Avec Maurice Bellet réfléchir sur l'agapê, la mort, l'illusion, à l'écoute de Thérèse de Lisieux
En ces temps où la place des femmes dans l'Église est d'une actualité brûlante, profitons du regard de Maurice Bellet sur Thérèse de Lisieux. Son livre, Thérèse et l'illusion est paru chez DDB en 1998, un an après que Thérèse de Lisieux soit élevée au rang de Docteur de l'Église, chose excessivement rare pour une femme !

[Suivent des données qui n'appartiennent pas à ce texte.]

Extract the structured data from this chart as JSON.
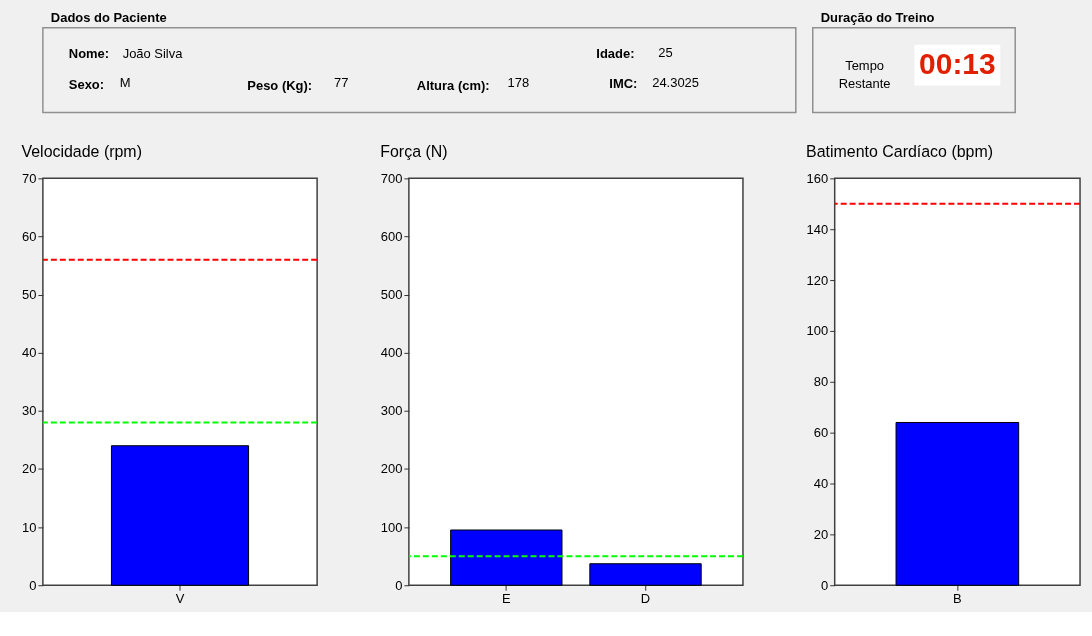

Ce message est occasion de réintroduire M. Bellet aux côtés de son ami Jean-Marie Martin à qui le présent blog est dédié, eux deux ont souvent animé ensemble des rencontres. En particulier en avril ils ont longtemps co-animé un week-end à l'abbaye de Saint-Jacut.
M. Bellet est décédé le 5 avril 2018, et on trouve de nombreuses choses le concernant sur http://belletmaurice.blogspot.com/ et aussi sur le présent blog au tag Maurice BELLET.
Le présent message comporte quatre parties :
I – Une recension de Thérèse et l'illusion parue dans la Revue Théologique de Louvain.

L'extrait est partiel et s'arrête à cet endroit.